[Zope-dev] Zope Server hanging :-(

Chris McDonough chrism@digicool.com
Wed, 2 May 2001 11:59:42 -0400


One of the more important bits is the "active" count when using
the --detailed option to requestprofiler.  This tells you how many *other*
requests were "unfinished" at the end of a particular request.

So for instance, if you run requestprofiler like this:

  python requestprofiler.py log.file.name --detailed

And you see a profile line like (header added for reference):

start                win wout wend tot S   osize  code act url
2001-04-19T01:19:42    0   12    0  12 E   26024  200    5
/Catalog/checkrep?P

This means that:

 - this request started at 2001-04-19 1:19:42 UTC ("start")

 - zserver waited 0 secs for input from the client ("win")

 - zserver waited 12 secs for output from the publisher ("wend")

 - the total time from start to end for the request was 12 secs ("tot")

 - the request reached the end ("E") stage ("S", one of "E", "A", "I", "B")

 - the output size in bytes was 26024 ("osize")

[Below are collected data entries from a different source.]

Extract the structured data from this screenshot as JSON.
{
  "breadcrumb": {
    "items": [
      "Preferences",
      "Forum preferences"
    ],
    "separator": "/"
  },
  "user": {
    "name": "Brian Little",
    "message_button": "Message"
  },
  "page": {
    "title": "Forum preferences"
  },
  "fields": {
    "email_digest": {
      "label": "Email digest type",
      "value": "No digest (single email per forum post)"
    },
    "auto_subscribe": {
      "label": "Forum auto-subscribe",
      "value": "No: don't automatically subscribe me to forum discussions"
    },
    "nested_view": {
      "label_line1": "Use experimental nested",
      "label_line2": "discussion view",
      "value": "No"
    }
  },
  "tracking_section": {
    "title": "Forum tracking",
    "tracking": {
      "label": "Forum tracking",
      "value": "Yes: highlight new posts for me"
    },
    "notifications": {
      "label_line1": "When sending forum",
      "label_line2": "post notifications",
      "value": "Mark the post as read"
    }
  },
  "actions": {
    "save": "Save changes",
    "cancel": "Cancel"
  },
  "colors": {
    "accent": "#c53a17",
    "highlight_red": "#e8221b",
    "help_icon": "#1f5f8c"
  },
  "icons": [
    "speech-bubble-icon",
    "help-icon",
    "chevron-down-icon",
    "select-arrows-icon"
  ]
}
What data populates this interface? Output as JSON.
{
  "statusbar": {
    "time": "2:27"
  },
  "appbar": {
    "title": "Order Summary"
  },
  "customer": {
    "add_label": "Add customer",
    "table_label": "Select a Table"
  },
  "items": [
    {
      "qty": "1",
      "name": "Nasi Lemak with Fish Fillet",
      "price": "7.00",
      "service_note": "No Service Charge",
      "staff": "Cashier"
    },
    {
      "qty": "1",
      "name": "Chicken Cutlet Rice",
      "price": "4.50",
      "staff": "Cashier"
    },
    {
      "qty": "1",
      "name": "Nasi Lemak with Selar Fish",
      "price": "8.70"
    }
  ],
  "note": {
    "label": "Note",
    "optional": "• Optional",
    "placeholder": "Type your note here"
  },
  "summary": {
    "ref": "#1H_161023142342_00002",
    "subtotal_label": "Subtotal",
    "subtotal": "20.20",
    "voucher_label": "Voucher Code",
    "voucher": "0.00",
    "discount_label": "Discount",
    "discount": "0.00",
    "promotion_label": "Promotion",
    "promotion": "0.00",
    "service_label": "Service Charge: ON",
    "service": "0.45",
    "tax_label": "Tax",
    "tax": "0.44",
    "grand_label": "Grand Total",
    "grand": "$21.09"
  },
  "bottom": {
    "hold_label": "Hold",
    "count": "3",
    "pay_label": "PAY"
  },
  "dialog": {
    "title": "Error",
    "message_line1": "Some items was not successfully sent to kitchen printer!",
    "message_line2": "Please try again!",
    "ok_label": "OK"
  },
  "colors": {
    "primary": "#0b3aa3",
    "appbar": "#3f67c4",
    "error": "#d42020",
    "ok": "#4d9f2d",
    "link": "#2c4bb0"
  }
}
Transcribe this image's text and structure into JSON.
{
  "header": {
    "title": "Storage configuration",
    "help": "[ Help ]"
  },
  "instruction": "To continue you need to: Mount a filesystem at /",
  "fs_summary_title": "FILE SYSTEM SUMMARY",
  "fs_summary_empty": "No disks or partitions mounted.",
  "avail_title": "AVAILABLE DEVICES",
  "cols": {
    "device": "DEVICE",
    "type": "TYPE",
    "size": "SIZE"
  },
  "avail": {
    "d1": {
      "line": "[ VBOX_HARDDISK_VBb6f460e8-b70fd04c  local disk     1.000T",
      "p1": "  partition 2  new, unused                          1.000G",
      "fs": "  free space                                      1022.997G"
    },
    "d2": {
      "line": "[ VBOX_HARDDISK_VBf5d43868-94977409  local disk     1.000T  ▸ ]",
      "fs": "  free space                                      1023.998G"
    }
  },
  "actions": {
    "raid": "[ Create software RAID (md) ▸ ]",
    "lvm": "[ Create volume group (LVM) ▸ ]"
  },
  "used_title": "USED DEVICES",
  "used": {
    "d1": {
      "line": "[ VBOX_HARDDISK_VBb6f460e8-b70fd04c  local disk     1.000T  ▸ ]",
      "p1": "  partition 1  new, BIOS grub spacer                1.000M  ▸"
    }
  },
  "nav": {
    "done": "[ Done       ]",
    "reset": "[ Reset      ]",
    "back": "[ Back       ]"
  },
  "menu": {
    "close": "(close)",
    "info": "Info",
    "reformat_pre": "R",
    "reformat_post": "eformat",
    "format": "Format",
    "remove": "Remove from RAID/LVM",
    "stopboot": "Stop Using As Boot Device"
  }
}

 - the http code was 200 ("code")

 - the number of pending requests at the end of this request was 5
("active")

 - the URL of the request ("url")

Hangs are also interesting.

Use detailed reporting to sort by end stage:

  requestprofiler.py your.log.file --detailed --sort=endstage

Any requests that don't show a stage of "E" for their endstage were "hung"
requests.

You can also use cumulative reporting to sort by "hangs":

  requestprofiler.py your.log.file --cumulative --sort=hangs

This will show the methods that "hung" most frequently.  Much of the time,
you can find problems this way by seeing methods that enter an infinte loop
or cause a segfault.

Total time is also interesting:

  requestprofiler.py your.log.file --detailed --sort=total

  Shows you individual calls to methods that took a long time.

  - AND -

  requestprofiler.py your.log.file --cumulative --sort=total

   Shows you where most of the request time is spent.

The goal is to indentify methods or requests that take a long time, don't
return, or are accessed frequently.  If you can match this data up with
specific problems you've experienced (possibly by way of times/dates), it
becomes easier to form postulations about what is happening to Zope under
load.  Then investigate those postulations by refactoring code or by doing
more detailed logging in the places where you think the problems are.

- C





> Hmmm, not really sure what I should be looking for :-S
>
> What ways should I look to run it and what should I do with the output?
>
> cheers,
>
> Chris
>